College leaders admitted they ‘should have been better’ at listening to members, and needed to ‘reset the organisation’ and ‘restore trust’, with Dr Clarke saying she was ‘sorry’ the college had ‘fallen short of the standards expected’.

Note: Due to a subbing error, a previous version of this article briefly suggested the fellows resigned. We apologise for the confusion.



Please note, only GPs are permitted to add comments to articles

David Church 11 June, 2024 6:03 pm

Not entriely unexpected.
The RCP leadership appear to have performed poorly in managing predictable expectations from RCP Members and Fellows, as well as from other Branches of Practice over which they decided to wield influence regarding appropriate consultation and communications handling.
I am afraid I do not have much sympathy for them, despite the high stress the Pandemic and Austerity is causing them.

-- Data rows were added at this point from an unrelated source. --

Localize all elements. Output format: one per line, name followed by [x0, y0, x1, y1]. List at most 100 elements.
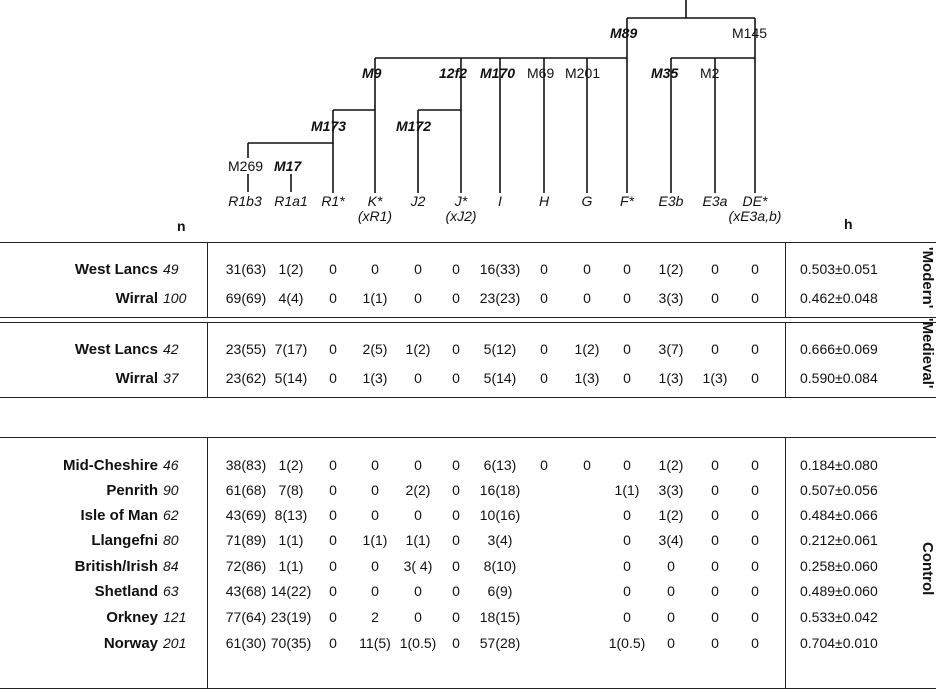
haplogroup-count-cell: 0: [751, 635, 759, 651]
haplogroup-count-cell: 0: [329, 370, 337, 386]
table-row: Orkney 121 77(64) 23(19) 0 2 0 0 18(15) 0 0 0 0 0.533…: [0, 604, 936, 631]
haplogroup-count-cell: 7(8): [278, 482, 304, 498]
haplogroup-count-cell: 1(1): [614, 482, 640, 498]
haplogroup-count-cell: 0: [329, 261, 337, 277]
haplogroup-count-cell: 8(13): [274, 507, 308, 523]
haplogroup-count-cell: 1(3): [362, 370, 388, 386]
haplogroup-count-cell: 38(83): [225, 457, 267, 473]
haplogroup-count-cell: 0: [452, 261, 460, 277]
haplogroup-count-cell: 1(3): [658, 370, 684, 386]
snp-m145: M145: [732, 25, 768, 41]
haplogroup-count-cell: 0: [452, 457, 460, 473]
haplogroup-count-cell: 0: [329, 341, 337, 357]
haplogroup-count-cell: 0: [371, 457, 379, 473]
haplogroup-count-cell: 0: [329, 457, 337, 473]
haplogroup-count-cell: 1(1): [362, 532, 388, 548]
population-name: Llangefni: [91, 532, 158, 549]
haplogroup-count-cell: 43(69): [225, 507, 267, 523]
haplogroup-count-cell: 0: [583, 261, 591, 277]
sample-size: 42: [163, 341, 179, 357]
haplogroup-label: J* (xJ2): [421, 194, 501, 224]
haplogroup-count-cell: 0: [711, 482, 719, 498]
haplogroup-count-cell: 3(7): [658, 341, 684, 357]
haplogroup-name: DE*: [742, 193, 768, 209]
haplogroup-count-cell: 61(30): [225, 635, 267, 651]
haplogroup-count-cell: 4(4): [278, 290, 304, 306]
haplogroup-count-cell: 0: [452, 583, 460, 599]
haplogroup-count-cell: 16(18): [479, 482, 521, 498]
haplogroup-count-cell: 0: [623, 457, 631, 473]
haplogroup-count-cell: 0: [711, 457, 719, 473]
haplogroup-count-cell: 2(2): [405, 482, 431, 498]
snp-m2: M2: [700, 65, 720, 81]
sample-size: 90: [163, 482, 179, 498]
haplogroup-count-cell: 10(16): [479, 507, 521, 523]
diversity-value: 0.489±0.060: [800, 583, 878, 599]
haplogroup-count-cell: 2: [371, 609, 379, 625]
population-name: Shetland: [94, 583, 158, 600]
haplogroup-count-cell: 0: [711, 261, 719, 277]
haplogroup-count-cell: 0: [751, 558, 759, 574]
haplogroup-count-cell: 0: [452, 290, 460, 306]
haplogroup-count-cell: 0: [540, 341, 548, 357]
group-box-medieval: [0, 322, 936, 398]
haplogroup-count-cell: 69(69): [225, 290, 267, 306]
snp-m201: M201: [565, 65, 601, 81]
header-h: h: [844, 216, 853, 232]
haplogroup-count-cell: 5(14): [483, 370, 517, 386]
haplogroup-qualifier: (xJ2): [445, 208, 477, 224]
haplogroup-count-cell: 0: [329, 482, 337, 498]
haplogroup-count-cell: 1(2): [658, 457, 684, 473]
population-name: Norway: [103, 635, 158, 652]
haplogroup-label: R1a1: [251, 194, 331, 209]
haplogroup-count-cell: 18(15): [479, 609, 521, 625]
haplogroup-count-cell: 1(3): [574, 370, 600, 386]
diversity-value: 0.666±0.069: [800, 341, 878, 357]
haplogroup-count-cell: 0: [751, 370, 759, 386]
haplogroup-count-cell: 0: [329, 635, 337, 651]
haplogroup-count-cell: 0: [414, 370, 422, 386]
diversity-value: 0.184±0.080: [800, 457, 878, 473]
haplogroup-count-cell: 0: [414, 290, 422, 306]
haplogroup-count-cell: 1(1): [362, 290, 388, 306]
haplogroup-count-cell: 0: [751, 507, 759, 523]
sample-size: 84: [163, 558, 179, 574]
haplogroup-qualifier: (xE3a,b): [728, 208, 782, 224]
haplogroup-count-cell: 0: [711, 583, 719, 599]
haplogroup-count-cell: 3(4): [658, 532, 684, 548]
table-row: Penrith 90 61(68) 7(8) 0 0 2(2) 0 16(18) 1(1) 3(3)…: [0, 477, 936, 504]
sample-size: 62: [163, 507, 179, 523]
sample-size: 100: [163, 290, 187, 306]
diversity-value: 0.503±0.051: [800, 261, 878, 277]
haplogroup-count-cell: 0: [329, 290, 337, 306]
haplogroup-label: G: [547, 194, 627, 209]
snp-m89: M89: [610, 25, 638, 41]
haplogroup-count-cell: 1(2): [658, 261, 684, 277]
population-name: West Lancs: [74, 341, 158, 358]
population-name: Wirral: [115, 370, 158, 387]
haplogroup-count-cell: 8(10): [483, 558, 517, 574]
haplogroup-count-cell: 2(5): [362, 341, 388, 357]
haplogroup-count-cell: 1(1): [278, 532, 304, 548]
haplogroup-count-cell: 0: [329, 507, 337, 523]
table-row: Isle of Man 62 43(69) 8(13) 0 0 0 0 10(16) 0 1(2) 0…: [0, 502, 936, 529]
population-name: West Lancs: [74, 261, 158, 278]
snp-m35: M35: [651, 65, 679, 81]
haplogroup-name: E3b: [658, 193, 684, 209]
haplogroup-count-cell: 7(17): [274, 341, 308, 357]
haplogroup-count-cell: 3(4): [487, 532, 513, 548]
haplogroup-count-cell: 0: [623, 341, 631, 357]
table-row: Wirral 37 23(62) 5(14) 0 1(3) 0 0 5(14) 0 1(3) 0 1(3…: [0, 365, 936, 392]
haplogroup-count-cell: 23(19): [270, 609, 312, 625]
haplogroup-count-cell: 1(0.5): [399, 635, 437, 651]
haplogroup-name: G: [581, 193, 593, 209]
sample-size: 121: [163, 609, 187, 625]
haplogroup-label: R1*: [293, 194, 373, 209]
haplogroup-count-cell: 0: [751, 290, 759, 306]
haplogroup-count-cell: 0: [452, 370, 460, 386]
population-name: Isle of Man: [80, 507, 158, 524]
haplogroup-count-cell: 1(2): [278, 261, 304, 277]
haplogroup-label: H: [504, 194, 584, 209]
haplogroup-count-cell: 0: [414, 507, 422, 523]
haplogroup-count-cell: 0: [414, 583, 422, 599]
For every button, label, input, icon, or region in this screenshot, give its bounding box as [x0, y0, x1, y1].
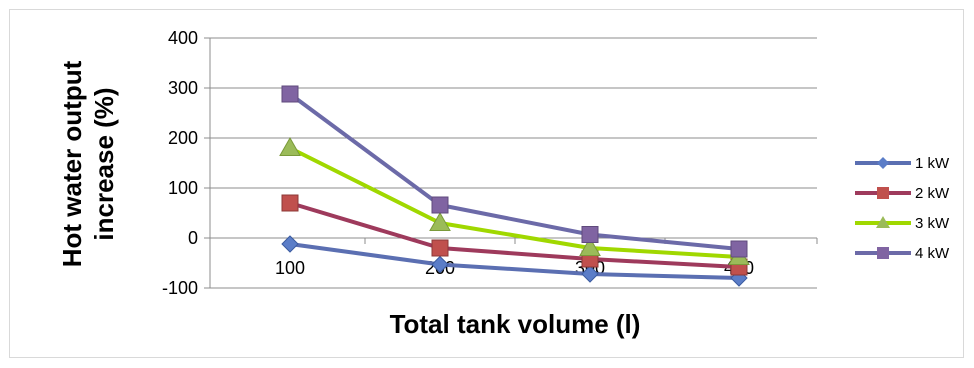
data-point: [579, 236, 601, 256]
data-point: [431, 239, 449, 257]
data-point: [429, 211, 451, 231]
legend-marker: [876, 216, 890, 228]
data-point: [281, 194, 299, 212]
y-tick-labels: -100 0 100 200 300 400: [162, 28, 198, 298]
x-axis-title: Total tank volume (l): [390, 309, 641, 339]
legend-label: 2 kW: [915, 185, 950, 202]
data-point: [581, 265, 599, 283]
legend-item: 1 kW: [855, 155, 950, 172]
legend-label: 1 kW: [915, 155, 950, 172]
legend: 1 kW 2 kW 3 kW 4 kW: [855, 155, 950, 262]
legend-item: 2 kW: [855, 185, 950, 202]
series-3-kw: [279, 136, 750, 265]
legend-label: 4 kW: [915, 245, 950, 262]
legend-marker: [877, 157, 889, 169]
series-line: [289, 146, 740, 259]
data-point: [431, 196, 449, 214]
series-line: [289, 242, 740, 280]
data-point: [281, 85, 299, 103]
series-2-kw: [281, 194, 748, 276]
y-tick-label: 300: [168, 78, 198, 98]
y-tick-label: 400: [168, 28, 198, 48]
legend-marker: [877, 247, 889, 259]
legend-label: 3 kW: [915, 215, 950, 232]
series-4-kw: [281, 85, 748, 258]
y-tick-label: 0: [188, 228, 198, 248]
gridlines: [204, 37, 818, 289]
chart-frame: [9, 9, 964, 358]
data-point: [431, 255, 449, 274]
y-tick-label: 200: [168, 128, 198, 148]
y-axis-title-line-2: increase (%): [89, 87, 119, 240]
series-lines: [279, 85, 750, 287]
legend-item: 4 kW: [855, 245, 950, 262]
y-tick-label: -100: [162, 278, 198, 298]
data-point: [279, 136, 301, 156]
data-point: [281, 235, 299, 253]
series-line: [288, 92, 740, 251]
y-axis-title-line-1: Hot water output: [57, 60, 87, 267]
y-tick-label: 100: [168, 178, 198, 198]
legend-item: 3 kW: [855, 215, 950, 232]
legend-marker: [877, 187, 889, 199]
series-line: [289, 201, 740, 269]
data-point: [581, 226, 599, 243]
x-tick-label: 100: [275, 258, 305, 278]
data-point: [730, 240, 748, 258]
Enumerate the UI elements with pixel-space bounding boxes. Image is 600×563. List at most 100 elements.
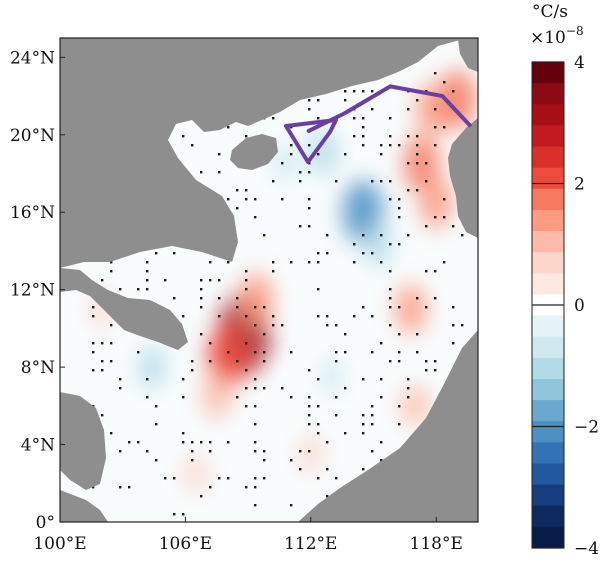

So the bird flew away 11 June, 2024 6:45 pm

The snoozy Fellows have woken up at last,,.well it’s a start…of sorts.
This unfolding PAs story is similar to when Govt introduced HCAs to divide up and fragment RGN nurses’ traditional role. They let new HCA applicants believe they would be “the same as nurses”, got the RCN to regulate the HCAs, made nursing cheaper, and patients no longer knew whether it was an RGN or a HCA that was caring for them.
If this Govt is using the same playbook, you’d think our Political leaders in the BMA, GPCE, RCP, RCGP would be clued up about this tactic, and be ahead of it, instead of bumbling around like laggards. Makes them look complicit.

Not on your Nelly 12 June, 2024 1:30 pm

The problem remains that GPs are paying for a body that doesn’t represent them and has blood clue about on the ground working of GPs. One could just cancel their direct debit.